Fluorescence microscope images of membrane permeabilization. M. tuberculosis H37Ra was observed with red fluorescence of permeable PI when the integrity of the cell walls was destroyed. Untreated M. tuberculosis H37Ra (A) showed obvious red fluorescence than treated with dicumarol (12.5 μg/ml) (B).

FIGURE 6

Transcriptional changes in M. tuberculosis H37Ra in response to dicumarol treatment.

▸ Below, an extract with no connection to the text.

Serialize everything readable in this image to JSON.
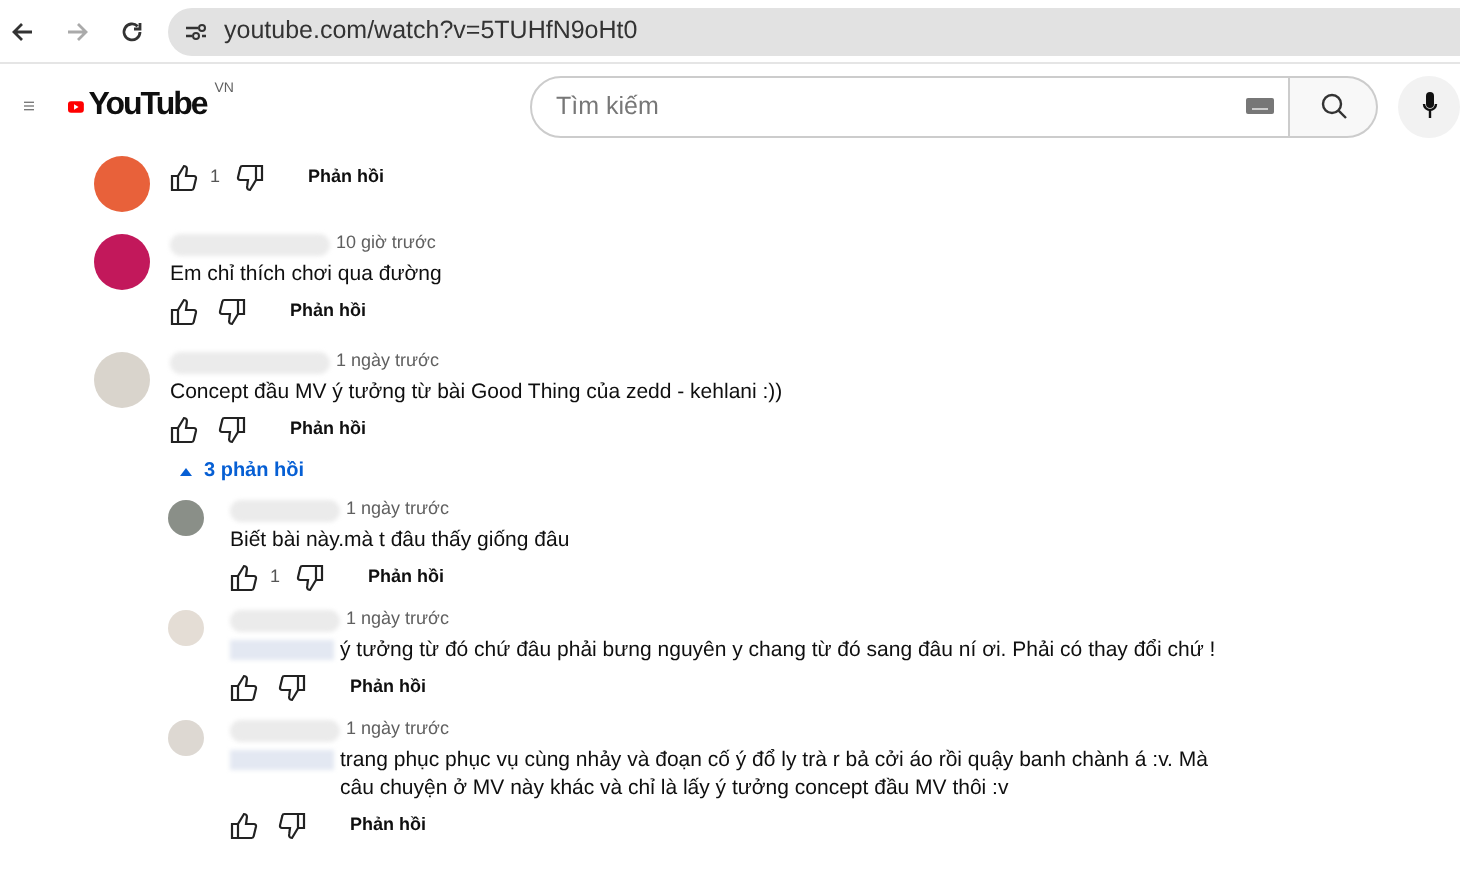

Differentially expressed genes (DEGs) were in M. tuberculosis H37Ra in the absence and presence of dicumarol (12 μg/ml) (A). Gene Ontology (GO) analyzed the dicumarol-regulated genes (B). The histogram sets for each functional category generated from DEGs according to the enriched gene counts. Kyoto Encyclopedia of Genes and Genomes (KEGG) pathway analyzed the dicumarol-regulated genes (C). The list of DEGs is shown in Supplementary Tables S1, S2. WT, non-treatment; DLC, dicumarol treatment.